Presented by

  • Pedro Oliveira

    Pedro Oliveira
    https://www.linkedin.com/in/pedro-oliveira-3698141a3/

    Ph.D. student in Informatics with a focus on open-source software ecosystems, governance, and AI-supported collaboration. My research examines how communities structure decision-making, define roles, and sustain participation over time. I investigate governance models, contributor behavior, and project health through a combination of socio-technical theory, large-scale GitHub data analysis, and explainable machine learning. I develop predictive models to better understand developer turnover, contributor trajectories, and long-term sustainability in open-source projects. My broader goal is to bridge research and practice by designing tools, models, and frameworks that improve how software communities grow, collaborate, and sustain themselves over time.

  • Igor Steinmacher

    Igor Steinmacher

    I am the Associate Director for Graduate Programs in the School of Informatics, Computing, and Cyber Systems at Northern Arizona University. I earned my Ph.D. in Computer Science from the University of São Paulo in 2015 and was a visiting scholar at the University of California, Irvine (2013-2014).

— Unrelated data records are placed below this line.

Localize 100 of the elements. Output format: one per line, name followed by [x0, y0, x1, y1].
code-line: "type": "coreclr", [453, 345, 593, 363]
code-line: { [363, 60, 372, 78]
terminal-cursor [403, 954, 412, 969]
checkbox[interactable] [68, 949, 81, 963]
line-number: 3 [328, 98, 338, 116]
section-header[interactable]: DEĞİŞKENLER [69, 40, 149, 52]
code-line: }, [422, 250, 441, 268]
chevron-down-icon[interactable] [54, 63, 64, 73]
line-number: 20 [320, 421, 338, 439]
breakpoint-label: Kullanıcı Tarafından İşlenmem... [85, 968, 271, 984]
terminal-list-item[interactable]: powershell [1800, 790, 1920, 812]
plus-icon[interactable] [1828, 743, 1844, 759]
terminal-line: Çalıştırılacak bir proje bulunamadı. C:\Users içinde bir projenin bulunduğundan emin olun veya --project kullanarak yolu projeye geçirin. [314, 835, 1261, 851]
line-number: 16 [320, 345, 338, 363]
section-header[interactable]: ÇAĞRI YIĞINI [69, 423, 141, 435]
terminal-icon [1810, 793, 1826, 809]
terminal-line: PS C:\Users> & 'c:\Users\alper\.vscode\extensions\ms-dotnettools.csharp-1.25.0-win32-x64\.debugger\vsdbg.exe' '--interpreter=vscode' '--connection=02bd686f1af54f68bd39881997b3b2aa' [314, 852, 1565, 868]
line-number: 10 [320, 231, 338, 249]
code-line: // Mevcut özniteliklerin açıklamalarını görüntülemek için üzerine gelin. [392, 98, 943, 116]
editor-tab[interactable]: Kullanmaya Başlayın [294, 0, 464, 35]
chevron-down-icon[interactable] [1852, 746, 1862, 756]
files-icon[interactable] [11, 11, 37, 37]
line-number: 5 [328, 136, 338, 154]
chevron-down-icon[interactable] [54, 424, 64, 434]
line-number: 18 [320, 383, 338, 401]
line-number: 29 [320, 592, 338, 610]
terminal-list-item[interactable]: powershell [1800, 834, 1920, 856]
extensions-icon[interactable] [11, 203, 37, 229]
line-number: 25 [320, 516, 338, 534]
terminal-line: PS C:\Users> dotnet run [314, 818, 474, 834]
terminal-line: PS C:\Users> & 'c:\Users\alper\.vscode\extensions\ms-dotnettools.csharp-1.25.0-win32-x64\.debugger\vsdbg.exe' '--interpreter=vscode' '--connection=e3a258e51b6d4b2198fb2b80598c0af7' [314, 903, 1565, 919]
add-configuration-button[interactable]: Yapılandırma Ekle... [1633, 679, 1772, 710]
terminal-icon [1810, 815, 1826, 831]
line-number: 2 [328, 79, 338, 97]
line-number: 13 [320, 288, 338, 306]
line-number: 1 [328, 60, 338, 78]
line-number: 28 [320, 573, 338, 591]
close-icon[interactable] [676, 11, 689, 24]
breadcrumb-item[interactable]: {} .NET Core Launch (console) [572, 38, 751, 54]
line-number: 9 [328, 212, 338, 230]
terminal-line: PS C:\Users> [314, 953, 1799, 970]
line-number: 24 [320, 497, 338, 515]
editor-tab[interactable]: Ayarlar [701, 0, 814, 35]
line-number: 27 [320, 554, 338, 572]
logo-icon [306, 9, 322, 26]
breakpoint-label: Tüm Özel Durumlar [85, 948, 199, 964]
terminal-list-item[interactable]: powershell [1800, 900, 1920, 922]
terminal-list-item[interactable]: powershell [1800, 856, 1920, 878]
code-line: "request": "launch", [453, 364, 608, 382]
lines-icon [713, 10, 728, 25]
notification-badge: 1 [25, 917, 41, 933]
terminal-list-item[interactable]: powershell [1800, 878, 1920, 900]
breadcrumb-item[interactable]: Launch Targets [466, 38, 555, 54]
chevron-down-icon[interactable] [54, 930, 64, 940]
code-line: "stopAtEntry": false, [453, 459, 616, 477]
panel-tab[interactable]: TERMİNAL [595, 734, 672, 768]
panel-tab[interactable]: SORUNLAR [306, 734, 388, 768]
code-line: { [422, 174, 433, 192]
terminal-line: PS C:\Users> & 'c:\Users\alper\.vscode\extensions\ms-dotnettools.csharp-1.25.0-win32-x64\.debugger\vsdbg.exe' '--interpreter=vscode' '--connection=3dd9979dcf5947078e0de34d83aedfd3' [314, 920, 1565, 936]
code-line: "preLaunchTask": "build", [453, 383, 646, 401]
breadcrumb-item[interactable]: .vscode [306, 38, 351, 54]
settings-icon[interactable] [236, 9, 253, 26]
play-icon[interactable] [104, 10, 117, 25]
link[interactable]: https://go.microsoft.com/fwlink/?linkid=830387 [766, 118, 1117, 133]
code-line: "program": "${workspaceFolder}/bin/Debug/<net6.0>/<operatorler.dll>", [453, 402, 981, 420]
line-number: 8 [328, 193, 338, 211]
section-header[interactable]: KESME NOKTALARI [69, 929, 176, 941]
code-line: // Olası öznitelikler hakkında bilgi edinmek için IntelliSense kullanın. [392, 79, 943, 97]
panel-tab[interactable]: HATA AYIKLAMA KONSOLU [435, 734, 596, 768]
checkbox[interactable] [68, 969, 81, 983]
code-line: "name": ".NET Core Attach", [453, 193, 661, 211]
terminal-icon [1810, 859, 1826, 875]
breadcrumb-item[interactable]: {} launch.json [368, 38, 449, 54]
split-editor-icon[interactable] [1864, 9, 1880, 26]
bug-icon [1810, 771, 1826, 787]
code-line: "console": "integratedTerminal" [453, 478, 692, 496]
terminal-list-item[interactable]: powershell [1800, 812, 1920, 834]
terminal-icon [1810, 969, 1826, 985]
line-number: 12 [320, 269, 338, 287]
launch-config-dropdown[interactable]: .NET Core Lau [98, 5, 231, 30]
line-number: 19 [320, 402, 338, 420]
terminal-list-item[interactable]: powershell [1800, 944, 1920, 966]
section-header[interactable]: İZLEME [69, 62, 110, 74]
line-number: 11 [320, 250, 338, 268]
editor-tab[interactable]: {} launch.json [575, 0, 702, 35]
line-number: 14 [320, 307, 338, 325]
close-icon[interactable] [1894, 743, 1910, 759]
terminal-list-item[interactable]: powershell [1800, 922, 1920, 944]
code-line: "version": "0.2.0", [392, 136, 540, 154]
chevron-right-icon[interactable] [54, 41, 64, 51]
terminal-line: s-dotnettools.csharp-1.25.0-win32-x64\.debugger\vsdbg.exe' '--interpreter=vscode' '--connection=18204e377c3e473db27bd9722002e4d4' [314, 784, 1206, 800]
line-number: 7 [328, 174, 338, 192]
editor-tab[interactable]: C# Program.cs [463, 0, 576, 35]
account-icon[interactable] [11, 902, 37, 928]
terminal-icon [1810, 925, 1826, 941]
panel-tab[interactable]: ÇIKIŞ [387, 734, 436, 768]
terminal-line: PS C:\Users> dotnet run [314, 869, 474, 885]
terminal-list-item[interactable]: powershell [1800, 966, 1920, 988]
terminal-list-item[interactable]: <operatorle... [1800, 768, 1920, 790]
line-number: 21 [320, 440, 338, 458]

    My research bridges Software Engineering and Computer-Supported Cooperative Work, with a focus on human aspects of software development. I study how to better support newcomers in Open Source Software communities and how emerging technologies—especially foundational models—are reshaping education and software development. More broadly, my work spans empirical software engineering, OSS sustainability, and mining software repositories.

Abstract

Open source communities depend on new contributors, but onboarding remains one of the biggest barriers to participation. Newcomers often struggle to find where to start, understand project codebases, navigate documentation, and interact with the community. These challenges frequently lead to frustration and early drop-off. This talk presents CommUnityBuddy, an AI-powered assistant to support newcomer onboarding in open source scientific software projects. The system uses large language models with project specific data, such as documentation, issues, pull requests, and chat logs, to provide contextual real-time guidance.

The goal is not to replace human mentorship, but to scale it. By answering repetitive questions, and guiding contributors through common workflows, the assistant helps reduce maintainer workload while giving newcomers faster and more accessible support. The talk will cover key onboarding challenges, how AI can be used to support newcomers, the design of a retrieval-augmented system, and early evaluation insights from studies.

This work shows how AI can improve newcomers onboarding without disrupting community practices, offering a path toward more inclusive and sustainable open source participation.